Heuristic search methods -- P66¶

Many different decision-making methods can be viewed as ways of approximately solving the Bellman optimality equation.

For example, heuristic search methods can be viewed as expanding the right-hand side of the equation below several times, up to some depth, forming a 'tree' of possibilities, and then using a heuristic evaluation function to approximate \(v_*\) at the 'leaf' nodes.

\[ v_*(s) = \max_a \sum_{s',r}p(s',r|s,a)\left[ r + \gamma v_*(s') \right] \]

DP 与强化学习中的 DP -- P66¶

在强化学习（尤其是理论部分）中，DP这个概念被“借用”来表示用完整模型来递推求解最优策略或值函数的过程。

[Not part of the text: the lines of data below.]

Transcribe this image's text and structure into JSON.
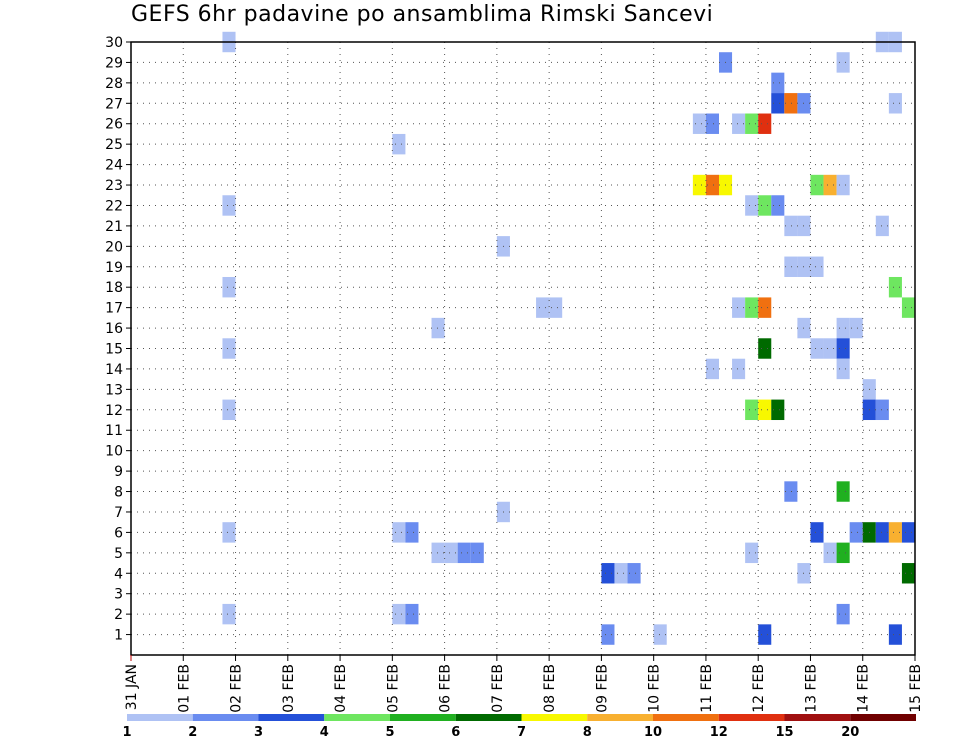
{
  "title": "GEFS 6hr padavine po ansamblima Rimski Sancevi",
  "chart_data": {
    "type": "heatmap",
    "title": "GEFS 6hr padavine po ansamblima Rimski Sancevi",
    "x_labels": [
      "31 JAN",
      "01 FEB",
      "02 FEB",
      "03 FEB",
      "04 FEB",
      "05 FEB",
      "06 FEB",
      "07 FEB",
      "08 FEB",
      "09 FEB",
      "10 FEB",
      "11 FEB",
      "12 FEB",
      "13 FEB",
      "14 FEB",
      "15 FEB"
    ],
    "xlim_days": [
      0,
      15
    ],
    "x_step_days": 0.25,
    "y_labels": [
      "1",
      "2",
      "3",
      "4",
      "5",
      "6",
      "7",
      "8",
      "9",
      "10",
      "11",
      "12",
      "13",
      "14",
      "15",
      "16",
      "17",
      "18",
      "19",
      "20",
      "21",
      "22",
      "23",
      "24",
      "25",
      "26",
      "27",
      "28",
      "29",
      "30"
    ],
    "ylim": [
      0,
      30
    ],
    "grid": "dotted",
    "colorbar": {
      "labels": [
        "1",
        "2",
        "3",
        "4",
        "5",
        "6",
        "7",
        "8",
        "10",
        "12",
        "15",
        "20"
      ],
      "colors": [
        "#afc2f4",
        "#6a8cf0",
        "#2450d8",
        "#6ee660",
        "#20b020",
        "#006a00",
        "#f8f800",
        "#f8b030",
        "#f07010",
        "#e03010",
        "#a01010",
        "#700000"
      ]
    },
    "cells": [
      {
        "day": 1.75,
        "member": 30,
        "level": 1
      },
      {
        "day": 14.25,
        "member": 30,
        "level": 1
      },
      {
        "day": 14.5,
        "member": 30,
        "level": 1
      },
      {
        "day": 11.25,
        "member": 29,
        "level": 2
      },
      {
        "day": 13.5,
        "member": 29,
        "level": 1
      },
      {
        "day": 12.25,
        "member": 28,
        "level": 2
      },
      {
        "day": 12.25,
        "member": 27,
        "level": 3
      },
      {
        "day": 12.5,
        "member": 27,
        "level": 9
      },
      {
        "day": 12.75,
        "member": 27,
        "level": 2
      },
      {
        "day": 14.5,
        "member": 27,
        "level": 1
      },
      {
        "day": 10.75,
        "member": 26,
        "level": 1
      },
      {
        "day": 11.0,
        "member": 26,
        "level": 2
      },
      {
        "day": 11.5,
        "member": 26,
        "level": 1
      },
      {
        "day": 11.75,
        "member": 26,
        "level": 4
      },
      {
        "day": 12.0,
        "member": 26,
        "level": 10
      },
      {
        "day": 5.0,
        "member": 25,
        "level": 1
      },
      {
        "day": 10.75,
        "member": 23,
        "level": 7
      },
      {
        "day": 11.0,
        "member": 23,
        "level": 9
      },
      {
        "day": 11.25,
        "member": 23,
        "level": 7
      },
      {
        "day": 13.0,
        "member": 23,
        "level": 4
      },
      {
        "day": 13.25,
        "member": 23,
        "level": 8
      },
      {
        "day": 13.5,
        "member": 23,
        "level": 1
      },
      {
        "day": 1.75,
        "member": 22,
        "level": 1
      },
      {
        "day": 11.75,
        "member": 22,
        "level": 1
      },
      {
        "day": 12.0,
        "member": 22,
        "level": 4
      },
      {
        "day": 12.25,
        "member": 22,
        "level": 2
      },
      {
        "day": 12.5,
        "member": 21,
        "level": 1
      },
      {
        "day": 12.75,
        "member": 21,
        "level": 1
      },
      {
        "day": 14.25,
        "member": 21,
        "level": 1
      },
      {
        "day": 7.0,
        "member": 20,
        "level": 1
      },
      {
        "day": 12.5,
        "member": 19,
        "level": 1
      },
      {
        "day": 12.75,
        "member": 19,
        "level": 1
      },
      {
        "day": 13.0,
        "member": 19,
        "level": 1
      },
      {
        "day": 1.75,
        "member": 18,
        "level": 1
      },
      {
        "day": 14.5,
        "member": 18,
        "level": 4
      },
      {
        "day": 7.75,
        "member": 17,
        "level": 1
      },
      {
        "day": 8.0,
        "member": 17,
        "level": 1
      },
      {
        "day": 11.5,
        "member": 17,
        "level": 1
      },
      {
        "day": 11.75,
        "member": 17,
        "level": 4
      },
      {
        "day": 12.0,
        "member": 17,
        "level": 9
      },
      {
        "day": 14.75,
        "member": 17,
        "level": 4
      },
      {
        "day": 5.75,
        "member": 16,
        "level": 1
      },
      {
        "day": 12.75,
        "member": 16,
        "level": 1
      },
      {
        "day": 13.5,
        "member": 16,
        "level": 1
      },
      {
        "day": 13.75,
        "member": 16,
        "level": 1
      },
      {
        "day": 1.75,
        "member": 15,
        "level": 1
      },
      {
        "day": 12.0,
        "member": 15,
        "level": 6
      },
      {
        "day": 13.0,
        "member": 15,
        "level": 1
      },
      {
        "day": 13.25,
        "member": 15,
        "level": 1
      },
      {
        "day": 13.5,
        "member": 15,
        "level": 3
      },
      {
        "day": 11.0,
        "member": 14,
        "level": 1
      },
      {
        "day": 11.5,
        "member": 14,
        "level": 1
      },
      {
        "day": 13.5,
        "member": 14,
        "level": 1
      },
      {
        "day": 14.0,
        "member": 13,
        "level": 1
      },
      {
        "day": 1.75,
        "member": 12,
        "level": 1
      },
      {
        "day": 11.75,
        "member": 12,
        "level": 4
      },
      {
        "day": 12.0,
        "member": 12,
        "level": 7
      },
      {
        "day": 12.25,
        "member": 12,
        "level": 6
      },
      {
        "day": 14.0,
        "member": 12,
        "level": 3
      },
      {
        "day": 14.25,
        "member": 12,
        "level": 2
      },
      {
        "day": 12.5,
        "member": 8,
        "level": 2
      },
      {
        "day": 13.5,
        "member": 8,
        "level": 5
      },
      {
        "day": 7.0,
        "member": 7,
        "level": 1
      },
      {
        "day": 1.75,
        "member": 6,
        "level": 1
      },
      {
        "day": 5.0,
        "member": 6,
        "level": 1
      },
      {
        "day": 5.25,
        "member": 6,
        "level": 2
      },
      {
        "day": 13.0,
        "member": 6,
        "level": 3
      },
      {
        "day": 13.75,
        "member": 6,
        "level": 2
      },
      {
        "day": 14.0,
        "member": 6,
        "level": 6
      },
      {
        "day": 14.25,
        "member": 6,
        "level": 3
      },
      {
        "day": 14.5,
        "member": 6,
        "level": 8
      },
      {
        "day": 14.75,
        "member": 6,
        "level": 3
      },
      {
        "day": 5.75,
        "member": 5,
        "level": 1
      },
      {
        "day": 6.0,
        "member": 5,
        "level": 1
      },
      {
        "day": 6.25,
        "member": 5,
        "level": 2
      },
      {
        "day": 6.5,
        "member": 5,
        "level": 2
      },
      {
        "day": 11.75,
        "member": 5,
        "level": 1
      },
      {
        "day": 13.25,
        "member": 5,
        "level": 1
      },
      {
        "day": 13.5,
        "member": 5,
        "level": 5
      },
      {
        "day": 9.0,
        "member": 4,
        "level": 3
      },
      {
        "day": 9.25,
        "member": 4,
        "level": 1
      },
      {
        "day": 9.5,
        "member": 4,
        "level": 2
      },
      {
        "day": 12.75,
        "member": 4,
        "level": 1
      },
      {
        "day": 14.75,
        "member": 4,
        "level": 6
      },
      {
        "day": 1.75,
        "member": 2,
        "level": 1
      },
      {
        "day": 5.0,
        "member": 2,
        "level": 1
      },
      {
        "day": 5.25,
        "member": 2,
        "level": 2
      },
      {
        "day": 13.5,
        "member": 2,
        "level": 2
      },
      {
        "day": 9.0,
        "member": 1,
        "level": 2
      },
      {
        "day": 10.0,
        "member": 1,
        "level": 1
      },
      {
        "day": 12.0,
        "member": 1,
        "level": 3
      },
      {
        "day": 14.5,
        "member": 1,
        "level": 3
      }
    ]
  }
}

这和经典算法中的动态规划思想本质一致，只是应用背景不同。

普通算法中的 DP	强化学习中的 DP
经典问题：背包、最长公共子序列	最优策略、最优值函数
通常是数组递推	通常是值函数迭代，如 \(v(s)\)\(q(s,a)\)
状态转移是已知的公式	状态转移由环境模型给出 \(P(s'\\|s,a)\)
中间结果存到 dp[] 表中	中间结果存到值函数 \(v(s)\) 或 \(q(s,a)\) 中

强化学习中的值迭代用的公式如下：

\[ v_*(s) = \max_a \sum_{s',r}p(s',r|s,a)\left[ r + \gamma v_*(s') \right] \]

这很像经典 DP 中的转移方程，例如：

dp[i] = max(choice_1, choice_2, ...)

区别在于强化学习的状态是环境的状态，选择的是动作，转移是有概率性，还加了折扣因子\(\gamma\)

Online Learning -- P67¶

The online nature of reinforcement learning makes it possible to approximate optimal policies in ways that put more effort into learning to make good decisions for frequently encountered states, at the expense of less effort for infrequently encountered states. This is one key property that distinguishes reinforcement learning from other approaches.